2(3x−6)>=5x-10 made a mistake
solve as you would an equation. The only thing to watch for is to change the direction of the inequality when multiplying by a negative quantity.
2(3x−6)>=5x-10
6x - 12 >= 5x-10
6x-5x >= -10+12
x >= 2
So, pick out all the values at least 2. To be sure, substitute them into the original, and make sure they work.

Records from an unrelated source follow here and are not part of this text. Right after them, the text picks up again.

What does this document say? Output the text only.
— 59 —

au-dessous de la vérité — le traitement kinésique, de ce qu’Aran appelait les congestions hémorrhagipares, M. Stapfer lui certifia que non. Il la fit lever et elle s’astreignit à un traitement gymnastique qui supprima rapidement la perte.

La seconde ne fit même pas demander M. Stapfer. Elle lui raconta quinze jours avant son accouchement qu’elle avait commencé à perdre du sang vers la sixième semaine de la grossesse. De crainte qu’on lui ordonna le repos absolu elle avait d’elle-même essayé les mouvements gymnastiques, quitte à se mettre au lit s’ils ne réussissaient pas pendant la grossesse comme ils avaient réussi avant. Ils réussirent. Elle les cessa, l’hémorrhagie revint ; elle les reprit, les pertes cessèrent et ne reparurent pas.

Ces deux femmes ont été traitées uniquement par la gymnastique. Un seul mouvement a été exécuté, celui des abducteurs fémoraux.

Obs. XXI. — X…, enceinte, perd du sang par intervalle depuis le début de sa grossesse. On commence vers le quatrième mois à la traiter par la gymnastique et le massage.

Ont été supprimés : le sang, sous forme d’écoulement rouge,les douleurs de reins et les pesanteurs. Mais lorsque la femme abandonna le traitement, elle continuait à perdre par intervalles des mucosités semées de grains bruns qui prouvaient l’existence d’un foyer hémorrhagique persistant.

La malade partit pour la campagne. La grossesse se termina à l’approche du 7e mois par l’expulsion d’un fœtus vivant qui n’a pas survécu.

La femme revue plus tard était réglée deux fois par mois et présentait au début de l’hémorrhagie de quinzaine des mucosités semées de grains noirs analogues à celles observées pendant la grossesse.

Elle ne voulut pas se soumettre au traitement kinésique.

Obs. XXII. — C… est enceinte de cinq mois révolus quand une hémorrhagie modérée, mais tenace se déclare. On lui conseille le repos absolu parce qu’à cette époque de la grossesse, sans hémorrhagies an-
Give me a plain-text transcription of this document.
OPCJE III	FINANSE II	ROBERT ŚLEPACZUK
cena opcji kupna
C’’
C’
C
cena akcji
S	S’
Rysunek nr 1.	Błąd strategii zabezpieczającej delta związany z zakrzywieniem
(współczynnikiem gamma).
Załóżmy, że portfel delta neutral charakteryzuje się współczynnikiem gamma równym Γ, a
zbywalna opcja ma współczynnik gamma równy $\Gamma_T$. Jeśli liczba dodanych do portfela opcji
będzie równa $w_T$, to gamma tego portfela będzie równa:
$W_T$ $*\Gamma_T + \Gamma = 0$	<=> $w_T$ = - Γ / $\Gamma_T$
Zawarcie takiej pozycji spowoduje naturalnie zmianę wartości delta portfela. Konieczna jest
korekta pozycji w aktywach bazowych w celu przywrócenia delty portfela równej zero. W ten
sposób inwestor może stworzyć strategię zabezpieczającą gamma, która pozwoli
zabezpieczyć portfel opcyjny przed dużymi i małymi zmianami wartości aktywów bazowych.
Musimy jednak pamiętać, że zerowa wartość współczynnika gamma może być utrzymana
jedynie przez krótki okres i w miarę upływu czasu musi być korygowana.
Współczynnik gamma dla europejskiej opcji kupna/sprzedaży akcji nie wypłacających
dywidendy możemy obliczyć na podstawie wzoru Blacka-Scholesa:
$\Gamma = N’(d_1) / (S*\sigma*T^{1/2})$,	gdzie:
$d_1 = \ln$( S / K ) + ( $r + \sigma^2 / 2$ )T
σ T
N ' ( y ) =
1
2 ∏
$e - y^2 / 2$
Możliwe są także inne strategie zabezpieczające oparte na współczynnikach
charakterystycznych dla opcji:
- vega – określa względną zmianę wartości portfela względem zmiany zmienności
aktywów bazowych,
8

For example, if you use 5,
2(3*5−6)>=5*5-10
2(15-6) >= 25-10
2(9) >= 15
18 >= 15
so that works.
To find the values of x that make the inequality true, let's solve the inequality step by step:
2(3x − 6) ≥ 5(0) − 10
First, simplify both sides:
6x − 12 ≥ 0 − 10
6x − 12 ≥ -10
Next, simplify further by adding 12 to both sides:
6x ≥ -10 + 12
6x ≥ 2
Now, divide both sides by 6 to isolate x:
x ≥ 2/6
x ≥ 1/3
So, any value of x that is greater than or equal to 1/3 will satisfy the inequality. Therefore, the true values of x are:
x = 1/3, 1, 2, 13, and 7.
Hence, the correct selections are x = 1, x = 2, x = 13, and x = 7.